Merge pull request #363 from dcherian/grib-fixes

Improvements to scan_grib
fsspec · Sep 30, 2023 · 3fb9147 · 3fb9147
2 parents 51987d9 + 34610aa
commit 3fb9147
Show file tree

Hide file tree

Showing 3 changed files with 91 additions and 25 deletions.
diff --git a/kerchunk/codecs.py b/kerchunk/codecs.py
@@ -99,14 +99,13 @@ def decode(self, buf, out=None):
             mid = eccodes.codes_new_from_message(bytes(buf))
             try:
                 data = eccodes.codes_get_array(mid, var)
-                if var == "values" and eccodes.codes_get_string(mid, "missingValue"):
-                    data[
-                        data == float(eccodes.codes_get_string(mid, "missingValue"))
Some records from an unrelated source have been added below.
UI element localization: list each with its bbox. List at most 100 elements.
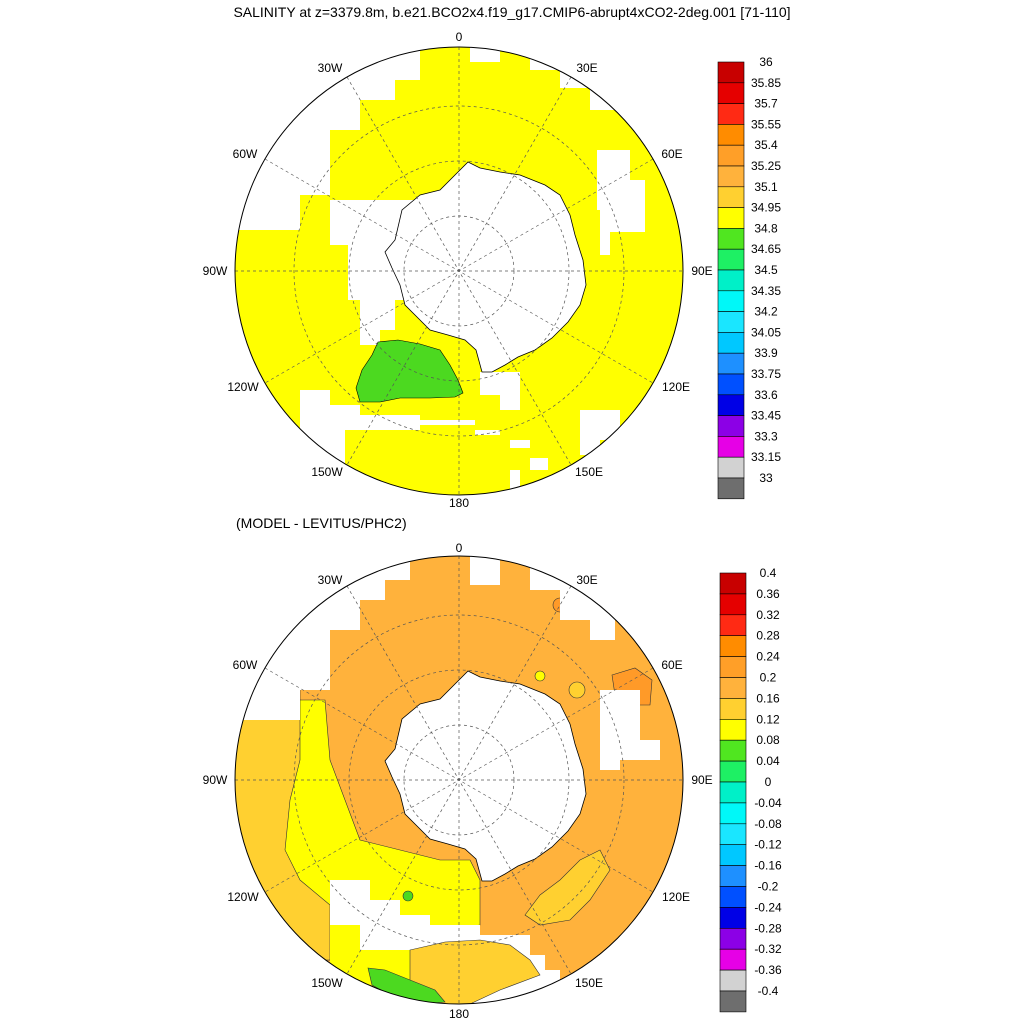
lon-label-0: 0: [456, 30, 463, 44]
difference-colorbar-swatch: [719, 927, 747, 950]
lon-label-60w: 60W: [233, 147, 258, 161]
difference-colorbar-label: -0.36: [754, 963, 782, 977]
salinity-colorbar-label: 35.4: [754, 138, 778, 152]
difference-colorbar-label: -0.16: [754, 859, 782, 873]
difference-colorbar-swatch: [719, 572, 747, 595]
difference-colorbar-label: 0.24: [756, 650, 780, 664]
salinity-colorbar-label: 35.85: [751, 76, 781, 90]
difference-colorbar-swatch: [719, 656, 747, 678]
difference-colorbar-swatch: [719, 969, 747, 992]
salinity-colorbar-label: 34.8: [754, 221, 778, 235]
difference-colorbar-swatch: [719, 760, 747, 783]
lon-label-30e: 30E: [576, 61, 597, 75]
salinity-colorbar-swatch: [717, 61, 745, 84]
anomaly-field-green: [402, 890, 414, 902]
lon-label-180: 180: [449, 496, 469, 510]
difference-colorbar-label: -0.28: [754, 921, 782, 935]
lon-label-90e: 90E: [691, 773, 712, 787]
lon-label-30w: 30W: [318, 61, 343, 75]
salinity-colorbar-swatch: [717, 144, 745, 167]
difference-colorbar-label: 0: [765, 775, 772, 789]
lon-label-150e: 150E: [575, 976, 603, 990]
lon-label-60e: 60E: [661, 658, 682, 672]
missing-data-region: [480, 372, 520, 410]
difference-colorbar-label: 0.12: [756, 712, 780, 726]
ocean-field-yellow: [345, 425, 530, 495]
difference-colorbar-label: -0.2: [758, 880, 779, 894]
salinity-colorbar-label: 33.75: [751, 367, 781, 381]
salinity-colorbar-label: 36: [759, 55, 773, 69]
salinity-colorbar-swatch: [717, 311, 745, 333]
difference-colorbar-swatch: [719, 844, 747, 866]
salinity-colorbar-label: 33.9: [754, 346, 778, 360]
difference-colorbar-label: 0.08: [756, 733, 780, 747]
salinity-colorbar: 36 35.85 35.7 35.55 35.4 35.25 35.1 34.95 34.8 34…: [717, 55, 781, 500]
difference-colorbar-swatch: [719, 677, 747, 699]
salinity-colorbar-label: 35.55: [751, 117, 781, 131]
salinity-colorbar-swatch: [717, 228, 745, 250]
difference-colorbar-swatch: [719, 865, 747, 887]
salinity-colorbar-label: 33.45: [751, 409, 781, 423]
anomaly-field-amber: [524, 849, 611, 926]
difference-colorbar-swatch: [719, 823, 747, 845]
salinity-colorbar-label: 34.2: [754, 305, 778, 319]
salinity-colorbar-label: 33.3: [754, 429, 778, 443]
difference-colorbar-label: 0.32: [756, 608, 780, 622]
lon-label-150e: 150E: [575, 465, 603, 479]
lon-label-60w: 60W: [233, 658, 258, 672]
salinity-colorbar-swatch: [717, 290, 745, 312]
difference-colorbar-label: 0.16: [756, 691, 780, 705]
difference-colorbar-label: -0.32: [754, 942, 782, 956]
difference-colorbar-label: 0.2: [760, 671, 777, 685]
lon-label-0: 0: [456, 541, 463, 555]
difference-colorbar-swatch: [719, 907, 747, 929]
lon-label-120e: 120E: [662, 890, 690, 904]
salinity-colorbar-swatch: [717, 269, 745, 292]
lon-label-150w: 150W: [311, 976, 343, 990]
salinity-colorbar-swatch: [717, 165, 745, 188]
lon-label-60e: 60E: [661, 147, 682, 161]
anomaly-field-amber: [409, 939, 541, 1004]
antarctica-landmass: [384, 670, 587, 882]
difference-colorbar-swatch: [719, 718, 747, 741]
missing-data-region: [597, 150, 645, 255]
difference-colorbar-swatch: [719, 593, 747, 616]
salinity-map: 0 30W 30E 60W 60E 90W 90E 120W 120E 150W…: [203, 30, 713, 510]
salinity-colorbar-label: 34.35: [751, 284, 781, 298]
difference-colorbar-label: -0.12: [754, 838, 782, 852]
salinity-colorbar-label: 35.7: [754, 97, 778, 111]
missing-data-region: [580, 410, 620, 455]
salinity-colorbar-swatch: [717, 124, 745, 146]
difference-colorbar-label: -0.04: [754, 796, 782, 810]
graticule: [235, 47, 683, 495]
difference-colorbar-swatch: [719, 614, 747, 636]
difference-colorbar-swatch: [719, 802, 747, 825]
salinity-colorbar-label: 34.95: [751, 201, 781, 215]
lon-label-180: 180: [449, 1007, 469, 1021]
salinity-colorbar-swatch: [717, 352, 745, 375]
difference-colorbar-label: -0.4: [758, 984, 779, 998]
figure-title: SALINITY at z=3379.8m, b.e21.BCO2x4.f19_…: [233, 4, 791, 20]
missing-data-region: [600, 690, 660, 770]
lon-label-120w: 120W: [227, 890, 259, 904]
antarctica-landmass: [384, 161, 587, 373]
anomaly-field-amber: [568, 681, 586, 699]
missing-data-region: [630, 930, 683, 1004]
salinity-colorbar-label: 33.6: [754, 388, 778, 402]
salinity-colorbar-swatch: [717, 207, 745, 229]
lon-label-90w: 90W: [203, 773, 228, 787]
salinity-colorbar-label: 34.5: [754, 263, 778, 277]
salinity-colorbar-label: 35.25: [751, 159, 781, 173]
map-boundary: [234, 46, 684, 496]
difference-map: 0 30W 30E 60W 60E 90W 90E 120W 120E 150W…: [203, 541, 713, 1021]
salinity-colorbar-label: 35.1: [754, 180, 778, 194]
lon-label-90w: 90W: [203, 264, 228, 278]
lon-label-30w: 30W: [318, 573, 343, 587]
salinity-anomaly-green-patch: [355, 339, 464, 403]
difference-subtitle: (MODEL - LEVITUS/PHC2): [236, 515, 407, 531]
difference-colorbar-label: -0.24: [754, 900, 782, 914]
lon-label-150w: 150W: [311, 465, 343, 479]
difference-colorbar: 0.4 0.36 0.32 0.28 0.24 0.2 0.16 0.12 0.08 0.04 0 -…: [719, 566, 782, 1013]
anomaly-field-yellow: [534, 670, 546, 682]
-                    ] = np.nan
+                missingValue = eccodes.codes_get_string(mid, "missingValue")
+                if var == "values" and missingValue:
+                    data[data == float(missingValue)] = np.nan
                 if out is not None:
                     return numcodecs.compat.ndarray_copy(data, out)
                 else:
-                    return data.astype(dt)
+                    return data.astype(dt, copy=False)
 
             finally:
                 eccodes.codes_release(mid)
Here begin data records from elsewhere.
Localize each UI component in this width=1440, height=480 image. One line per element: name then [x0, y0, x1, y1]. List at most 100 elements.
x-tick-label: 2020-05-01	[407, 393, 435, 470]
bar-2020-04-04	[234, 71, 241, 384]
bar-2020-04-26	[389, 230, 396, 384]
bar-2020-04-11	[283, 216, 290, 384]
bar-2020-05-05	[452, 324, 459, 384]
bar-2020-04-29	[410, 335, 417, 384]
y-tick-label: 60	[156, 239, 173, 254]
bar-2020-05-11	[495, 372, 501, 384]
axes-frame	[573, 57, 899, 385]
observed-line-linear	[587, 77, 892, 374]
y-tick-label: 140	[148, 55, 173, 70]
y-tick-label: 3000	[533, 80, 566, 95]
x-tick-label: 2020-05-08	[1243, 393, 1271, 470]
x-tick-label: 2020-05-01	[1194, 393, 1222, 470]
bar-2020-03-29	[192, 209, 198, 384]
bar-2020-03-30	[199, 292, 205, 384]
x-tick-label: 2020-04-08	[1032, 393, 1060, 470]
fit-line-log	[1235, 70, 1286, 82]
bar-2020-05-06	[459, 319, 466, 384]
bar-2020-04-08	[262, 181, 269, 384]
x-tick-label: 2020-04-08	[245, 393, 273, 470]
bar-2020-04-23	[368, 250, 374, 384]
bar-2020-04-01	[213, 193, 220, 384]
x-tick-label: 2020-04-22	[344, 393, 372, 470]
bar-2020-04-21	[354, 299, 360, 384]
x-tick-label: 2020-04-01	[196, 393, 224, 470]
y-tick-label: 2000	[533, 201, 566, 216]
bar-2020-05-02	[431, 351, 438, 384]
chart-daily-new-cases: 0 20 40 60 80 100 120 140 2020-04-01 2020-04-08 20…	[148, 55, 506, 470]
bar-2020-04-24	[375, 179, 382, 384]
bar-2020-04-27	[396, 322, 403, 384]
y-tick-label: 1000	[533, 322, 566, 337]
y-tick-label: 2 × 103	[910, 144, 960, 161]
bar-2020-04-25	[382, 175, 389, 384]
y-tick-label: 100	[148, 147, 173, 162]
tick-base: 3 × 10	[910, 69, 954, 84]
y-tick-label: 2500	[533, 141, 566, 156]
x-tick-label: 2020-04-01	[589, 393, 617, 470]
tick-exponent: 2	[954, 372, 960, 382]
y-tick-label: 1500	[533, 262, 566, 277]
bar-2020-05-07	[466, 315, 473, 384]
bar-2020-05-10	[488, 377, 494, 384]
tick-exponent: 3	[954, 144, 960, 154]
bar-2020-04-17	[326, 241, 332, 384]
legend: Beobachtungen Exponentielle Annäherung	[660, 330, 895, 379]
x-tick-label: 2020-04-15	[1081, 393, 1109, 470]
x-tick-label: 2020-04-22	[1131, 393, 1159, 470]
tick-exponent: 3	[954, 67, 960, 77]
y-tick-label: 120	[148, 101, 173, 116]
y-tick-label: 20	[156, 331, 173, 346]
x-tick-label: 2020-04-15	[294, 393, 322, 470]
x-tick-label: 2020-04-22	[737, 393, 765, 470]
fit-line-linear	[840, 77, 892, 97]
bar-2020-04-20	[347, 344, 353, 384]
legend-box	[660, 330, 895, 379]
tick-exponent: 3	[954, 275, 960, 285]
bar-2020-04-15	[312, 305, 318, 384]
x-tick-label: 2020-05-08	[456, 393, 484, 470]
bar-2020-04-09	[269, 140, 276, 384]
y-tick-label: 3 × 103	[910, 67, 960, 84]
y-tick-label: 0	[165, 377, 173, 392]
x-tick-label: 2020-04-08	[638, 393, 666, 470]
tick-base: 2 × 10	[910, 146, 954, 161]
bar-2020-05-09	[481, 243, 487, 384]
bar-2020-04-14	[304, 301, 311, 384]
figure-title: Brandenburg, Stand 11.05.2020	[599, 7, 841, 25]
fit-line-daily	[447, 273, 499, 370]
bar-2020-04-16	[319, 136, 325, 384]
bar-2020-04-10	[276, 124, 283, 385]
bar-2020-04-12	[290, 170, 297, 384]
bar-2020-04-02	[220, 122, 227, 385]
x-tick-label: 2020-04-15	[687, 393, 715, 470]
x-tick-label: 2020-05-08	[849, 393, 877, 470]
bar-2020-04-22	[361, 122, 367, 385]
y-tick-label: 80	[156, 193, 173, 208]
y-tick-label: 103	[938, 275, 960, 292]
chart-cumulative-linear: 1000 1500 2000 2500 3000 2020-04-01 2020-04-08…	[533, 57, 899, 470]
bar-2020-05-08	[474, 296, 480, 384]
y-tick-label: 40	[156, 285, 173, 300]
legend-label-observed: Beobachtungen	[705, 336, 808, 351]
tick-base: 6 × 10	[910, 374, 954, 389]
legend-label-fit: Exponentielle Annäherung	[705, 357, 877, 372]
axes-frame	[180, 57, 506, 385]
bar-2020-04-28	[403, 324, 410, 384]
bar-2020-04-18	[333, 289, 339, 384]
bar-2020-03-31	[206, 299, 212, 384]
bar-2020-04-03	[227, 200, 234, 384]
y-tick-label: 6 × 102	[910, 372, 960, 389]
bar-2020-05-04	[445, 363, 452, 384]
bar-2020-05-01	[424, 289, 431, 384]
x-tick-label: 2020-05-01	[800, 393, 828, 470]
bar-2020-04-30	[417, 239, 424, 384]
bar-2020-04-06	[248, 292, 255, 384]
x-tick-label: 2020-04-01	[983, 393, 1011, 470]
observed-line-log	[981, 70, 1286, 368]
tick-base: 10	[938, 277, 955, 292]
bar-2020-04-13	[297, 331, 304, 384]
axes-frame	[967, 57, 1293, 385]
diff --git a/kerchunk/grib2.py b/kerchunk/grib2.py
@@ -18,6 +18,15 @@
 from kerchunk.utils import class_factory, _encode_for_JSON
 from kerchunk.codecs import GRIBCodec
 
+
+# cfgrib copies over certain GRIB attributes
+# but renames them to CF-compliant values
+ATTRS_TO_COPY_OVER = {
+    "long_name": "GRIB_name",
+    "units": "GRIB_units",
+    "standard_name": "GRIB_cfName",
+}
+
 logger = logging.getLogger("grib2-to-zarr")
 
 
@@ -127,6 +136,11 @@ def scan_grib(
     storage_options = storage_options or {}
     logger.debug(f"Open {url}")
 
+    # This is hardcoded a lot in cfgrib!
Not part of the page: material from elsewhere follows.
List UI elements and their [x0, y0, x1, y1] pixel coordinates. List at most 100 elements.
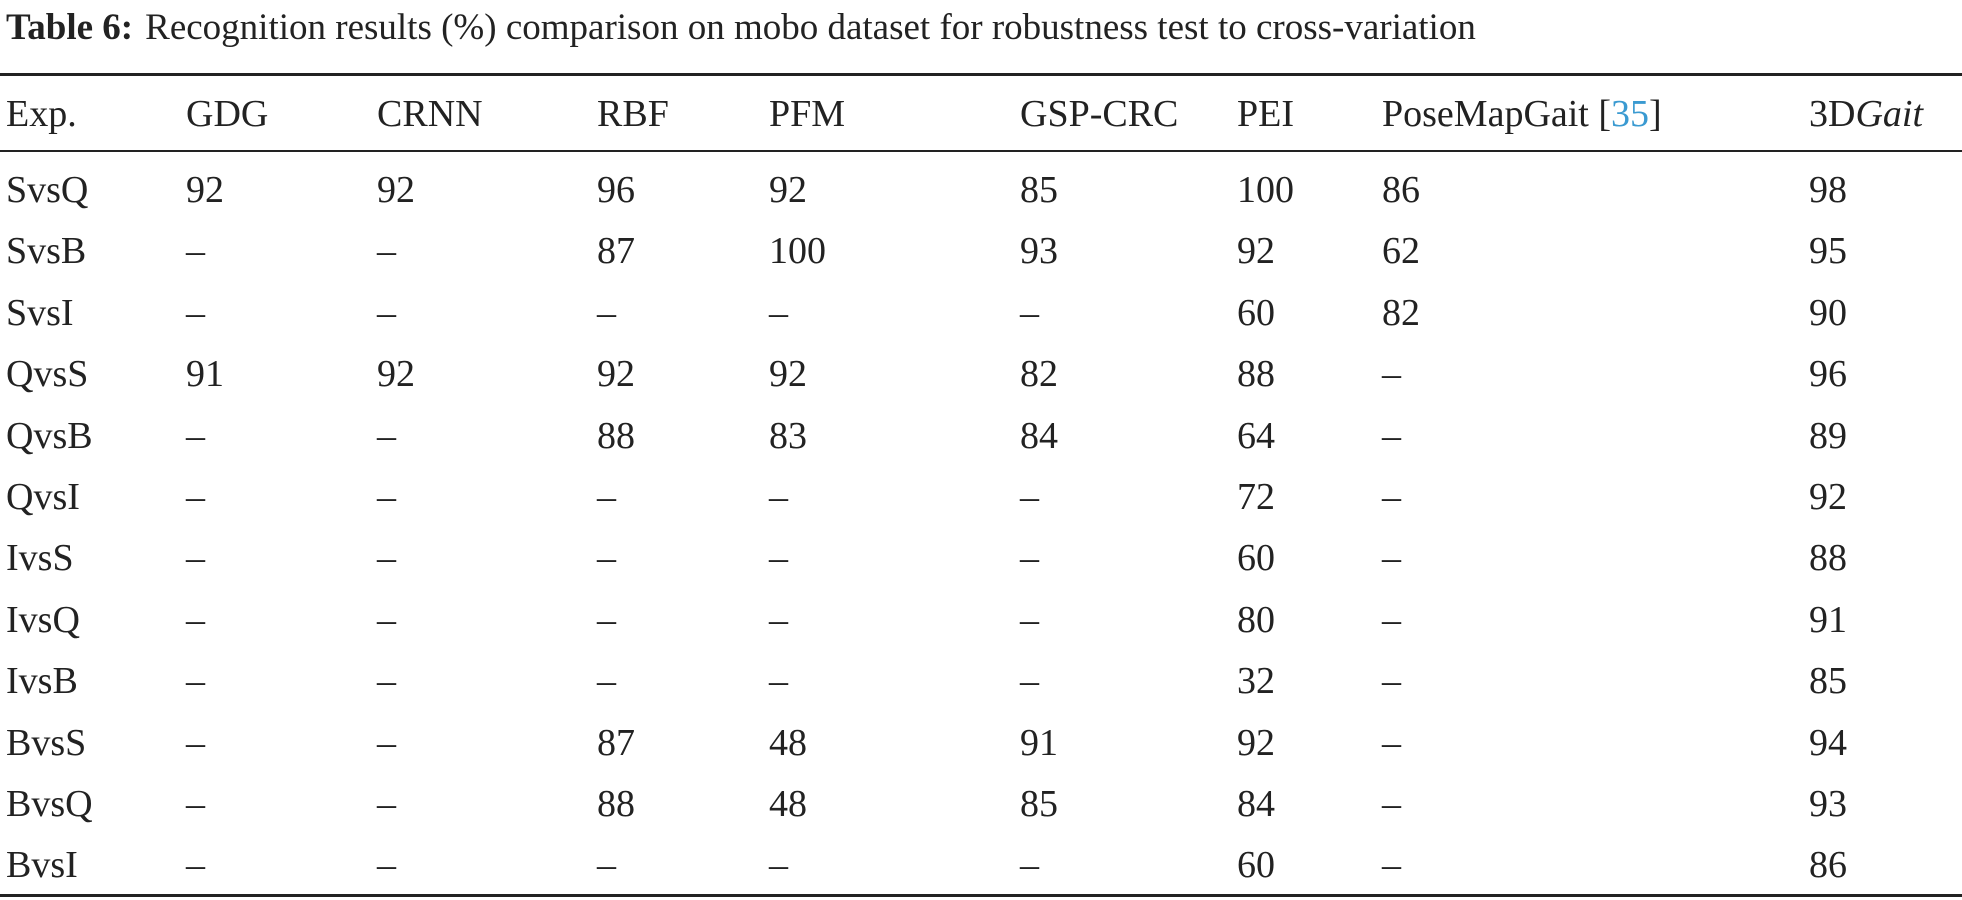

+    # valid_time is added if "time" and "step" are present in time_dims
+    # These are present by default
+    # TIME_DIMS = ["step", "time", "valid_time"]
+
     out = []
     with fsspec.open(url, "rb", **storage_options) as f:
         logger.debug(f"File {url}")
@@ -135,6 +149,28 @@ def scan_grib(
             mid = eccodes.codes_new_from_message(data)
             m = cfgrib.cfmessage.CfMessage(mid)
 
+            # It would be nice to just have a list of valid keys
+            # There does not seem to be a nice API for this
+            # 1. message_grib_keys returns keys coded in the message
+            # 2. There exist "computed" keys, that are functions applied on the data
+            # 3. There are also aliases!
+            #    e.g. "number" is an alias of "perturbationNumber", and cfgrib uses this alias
+            # So we stick to checking membership in 'm', which ends up doing
+            # a lot of reads.
+            message_keys = set(m.message_grib_keys())
+            # The choices here copy cfgrib :(
+            # message_keys.update(cfgrib.dataset.INDEX_KEYS)
+            # message_keys.update(TIME_DIMS)
+            # print("totalNumber" in cfgrib.dataset.INDEX_KEYS)
+            # Adding computed keys adds a lot that isn't added by cfgrib
+            # message_keys.extend(m.computed_keys)
+
+            shape = (m["Ny"], m["Nx"])
+            # thank you, gribscan
+            native_type = eccodes.codes_get_native_type(m.codes_id, "values")
+            data_size = eccodes.codes_get_size(m.codes_id, "values")
+            coordinates = []
+
             good = True
             for k, v in (filter or {}).items():
                 if k not in m:
@@ -149,33 +185,53 @@ def scan_grib(
 
             z = zarr.open_group(store)
             global_attrs = {
-                k: m[k] for k in cfgrib.dataset.GLOBAL_ATTRIBUTES_KEYS if k in m
+                f"GRIB_{k}": m[k]
+                for k in cfgrib.dataset.GLOBAL_ATTRIBUTES_KEYS
+                if k in m
             }
+            if "GRIB_centreDescription" in global_attrs:
+                # follow CF compliant renaming from cfgrib
+                global_attrs["institution"] = global_attrs["GRIB_centreDescription"]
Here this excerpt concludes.